Nuremberg Principle II responds to that dilemma by stating: "The fact that internal law does not impose a penalty for an act which constitutes a crime under international law does not relieve the person who committed the act from responsibility under international law."
The above scenario might present a legal dilemma, but Nuremberg Principle IV speaks of "a moral choice" as being just as important as "legal" decisions: It states: "The fact that a person acted pursuant to order of his Government or of a superior does not relieve him from responsibility under international law, provided a moral choice was in fact possible to him".
In "moral choices" or ethical dilemmas an ethical decision is often made by appealing to a "higher ethic" such as ethics in religion or secular ethics. One such "higher ethic" found in many religions and in secular ethics, is the ethic of reciprocity, or Golden Rule. It states that one has a right to just treatment, and therefore has a reciprocal responsibility to ensure justice for others. Higher ethics, such as those, could be used by an individual to solve the legal dilemma presented by the superior orders defense.

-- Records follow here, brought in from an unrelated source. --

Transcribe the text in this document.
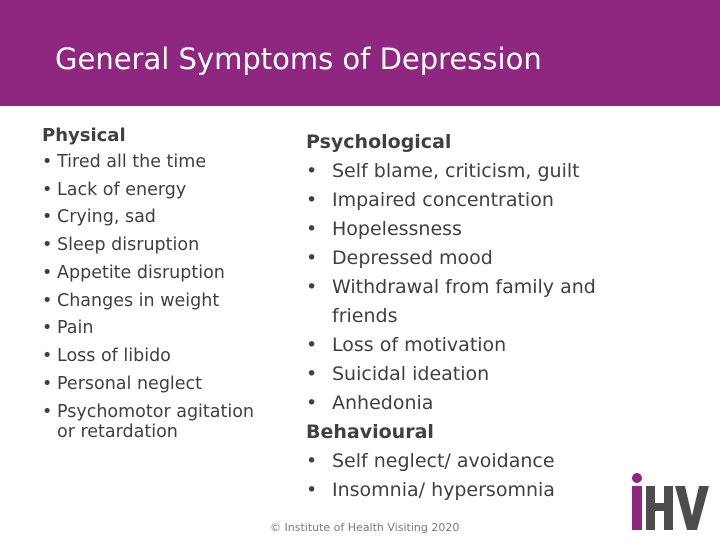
General Symptoms of Depression
Physical
• Tired all the time
• Lack of energy
• Crying, sad
• Sleep disruption
• Appetite disruption
• Changes in weight
• Pain
• Loss of libido
• Personal neglect
• Psychomotor agitation or retardation
Psychological
• Self blame, criticism, guilt
• Impaired concentration
• Hopelessness
• Depressed mood
• Withdrawal from family and friends
• Loss of motivation
• Suicidal ideation
• Anhedonia
Behavioural
• Self neglect/ avoidance
• Insomnia/ hypersomnia
© Institute of Health Visiting 2020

Although messengers are not usually responsible for the message that their superior sends with them, the Babylonian Talmud states, "There is no messenger in a case of sin." Joseph Telushkin interprets precept to mean that "if a person is sent to perform an evil act, he cannot defend his behavior by saying he was only acting as another's messenger. ... he person who carries out the evil act bears responsibility for the evil he or she does." This is because God's law supersedes human law.
Another argument against the use of the superior orders defense is that it does not follow the traditional legal definitions and categories established under criminal law. Under criminal law, a principal is any actor who is primarily responsible for a criminal offense. Such an actor is distinguished from others who may also be subject to criminal liability as accomplices, accessories or conspirators.
The common argument in this matter, is that every individual under orders should be bound by law to immediately relieve of command a superior officer who gives an obviously unlawful order to their troops. This represents a rational check to be put in place versus organizational command hierarchies.
Nuremberg Principle IV, the international law that counters the superior orders defense, is legally supported by the jurisprudence found in certain articles in the Universal Declaration of Human Rights that deal indirectly with conscientious objection. It is also supported by the principles found in paragraph 171 of the Handbook on Procedures and Criteria for Determining Refugee Status, which was issued by the Office of the United Nations High Commissioner for Refugees. Those principles deal with the conditions under which conscientious objectors can apply for refugee status in another country if they face persecution in their own country for refusing to participate in an illegal war.